Never one to go a challenge out of the way, Katayama went with the former option—and watched a brand-new number 00 Goodsmile Racing Mercedes-AMG GT3 take the track in the final warming up session on Friday evening.
“It is so hard to express how I feel right now,” a proud and excited Katayama says. “We don’t know what happened exactly with Kamui [Kobayashi]’s crash. Maybe the ride height was too low or the tyre pressure not correct. But, anyway, we had the accident in Eau Rouge.
“For a long time, we discussed whether to stop or continue. We checked the regulations with the SRO, and they were so kind to give us the chance to continue.
“AMG began looking for another car and found two new chassis in Germany. Fortunately, we had the chance to continue.
“All I can say is that it was an amazing effort. Normally, it’s impossible to race anymore after this. We now have a new engine and completely different chassis. Only the left-side door is from the other car, that’s all. It’s usually forbidden by the regulations to continue like this.
“We appreciate everybody who didn’t get any sleep at all. AMG helped a lot to bring a car here and kept on working from this morning until now.”
The appearance of the popular Japanese Super GT team at the 24 Hours of Spa was a surprise for many. All the credit for the long journey to Europe goes to team owner and businessman Aki Takanori, Katayama claims.

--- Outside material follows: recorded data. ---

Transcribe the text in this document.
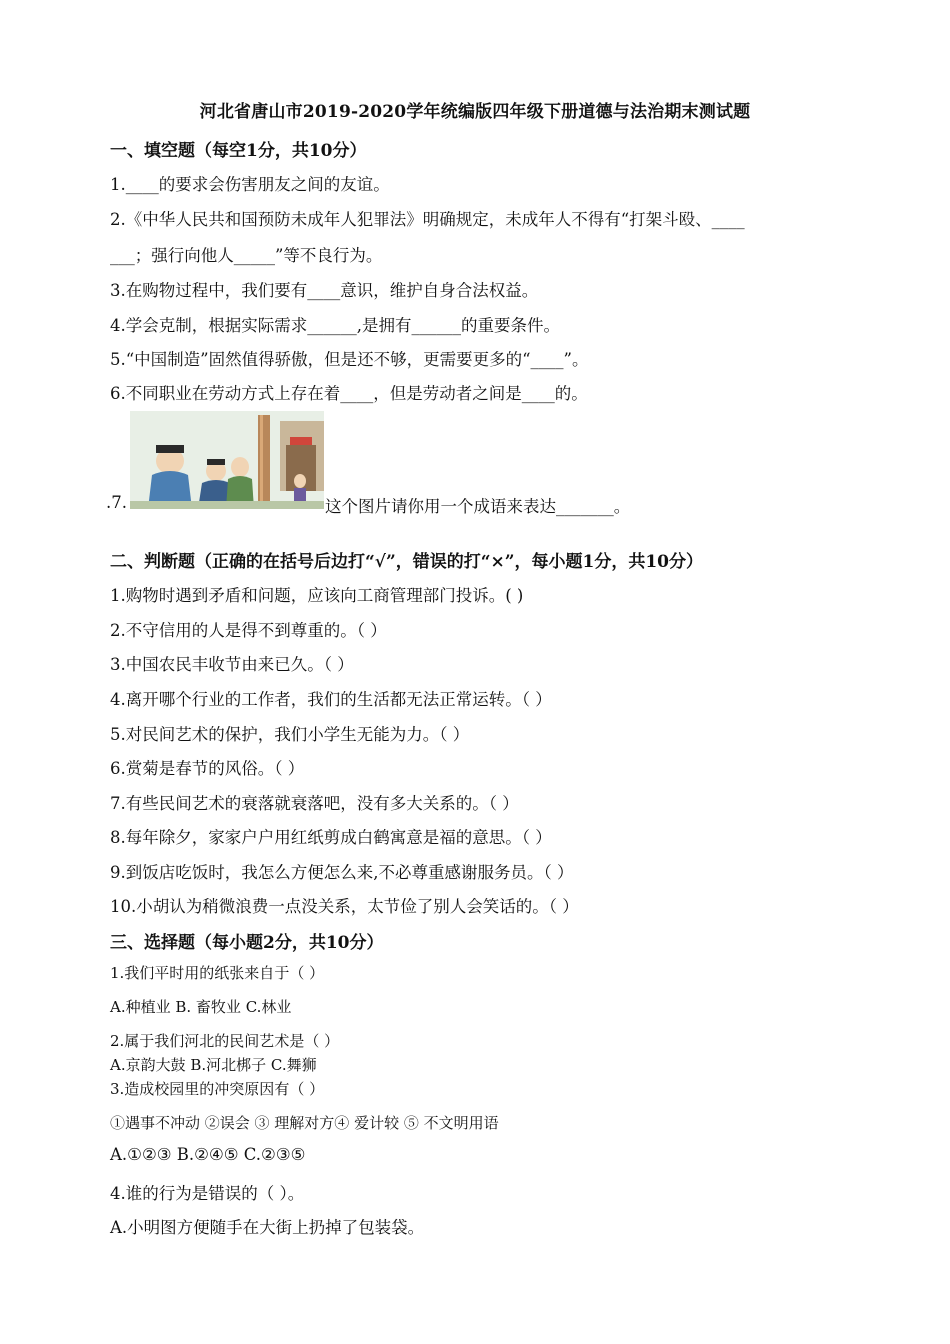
河北省唐山市2019-2020学年统编版四年级下册道德与法治期末测试题
一、填空题（每空1分，共10分）
1.____的要求会伤害朋友之间的友谊。
2.《中华人民共和国预防未成年人犯罪法》明确规定，未成年人不得有“打架斗殴、____
___；强行向他人_____”等不良行为。
3.在购物过程中，我们要有____意识，维护自身合法权益。
4.学会克制，根据实际需求______,是拥有______的重要条件。
5.“中国制造”固然值得骄傲，但是还不够，更需要更多的“____”。
6.不同职业在劳动方式上存在着____，但是劳动者之间是____的。
.7.	这个图片请你用一个成语来表达_______。
二、判断题（正确的在括号后边打“√”，错误的打“×”，每小题1分，共10分）
1.购物时遇到矛盾和问题，应该向工商管理部门投诉。( )
2.不守信用的人是得不到尊重的。（ ）
3.中国农民丰收节由来已久。（ ）
4.离开哪个行业的工作者，我们的生活都无法正常运转。（ ）
5.对民间艺术的保护，我们小学生无能为力。（ ）
6.赏菊是春节的风俗。（ ）
7.有些民间艺术的衰落就衰落吧，没有多大关系的。（ ）
8.每年除夕，家家户户用红纸剪成白鹤寓意是福的意思。（ ）
9.到饭店吃饭时，我怎么方便怎么来,不必尊重感谢服务员。（ ）
10.小胡认为稍微浪费一点没关系，太节俭了别人会笑话的。（ ）
三、选择题（每小题2分，共10分）
1.我们平时用的纸张来自于（ ）
A.种植业 B. 畜牧业 C.林业
2.属于我们河北的民间艺术是（ ）
A.京韵大鼓 B.河北梆子 C.舞狮
3.造成校园里的冲突原因有（ ）
①遇事不冲动 ②误会 ③ 理解对方④ 爱计较 ⑤ 不文明用语
A.①②③ B.②④⑤ C.②③⑤
4.谁的行为是错误的（ ）。
A.小明图方便随手在大街上扔掉了包装袋。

“Mister Aki, the team owner, he’s crazy about motor racing. That’s why we started the team in the Japanese Super GT championship. We won the championship there twice in the last five years, and then we wanted to participate in a European GT championship. He was looking for something new and went with this challenge.
“The reason to go to Spa is very simple: Spa-Francorchamps is the world’s most famous circuit, and the Spa 24 Hours has a high status, much like the Le Mans 24 Hours, Monaco Grand Prix and Indy 500.”
With decennia of experience in motorsports of which five years were spent in Formula 1, Katayama brings a wealth of knowledge. But even he couldn’t get the team flawlessly past the hurdle that’s the change in tyre manufacturer.
“Our drivers are talented and successful in Japan, but they have no experience in Europe and nothing on the Pirelli tyres. It’s hard for them to learn to get enough temperature into the tyre. They complain about the car’s balance: It has understeer, oversteer. They don’t understand why it’s happening.
“In the Japanese GT championship we’re the Yokohama works team, using a special tyre. It has a lot of grip.
“But here, everything is different. The [Yokohama] compound is much softer than the Pirelli’s. Basically, the Pirelli is very hard and difficult to get temperature into.
“The Japanese Super GT championship sees Dunlop, Bridgestone, Yokohama and Michelin chase each other, so the tyres are improving with every race and every year.”
For now, however, the race to the chequered flag is the only focus. All the time spent on preparing the car to just make the start, meant all goals and hopes before the weekend went out of the window when the destroyed AMG came to a rest in the Francorchamps tyre wall.
Instead, Katayama says, finishing the race is the new goal.
“We’re just focusing on finishing the race, that’s all.”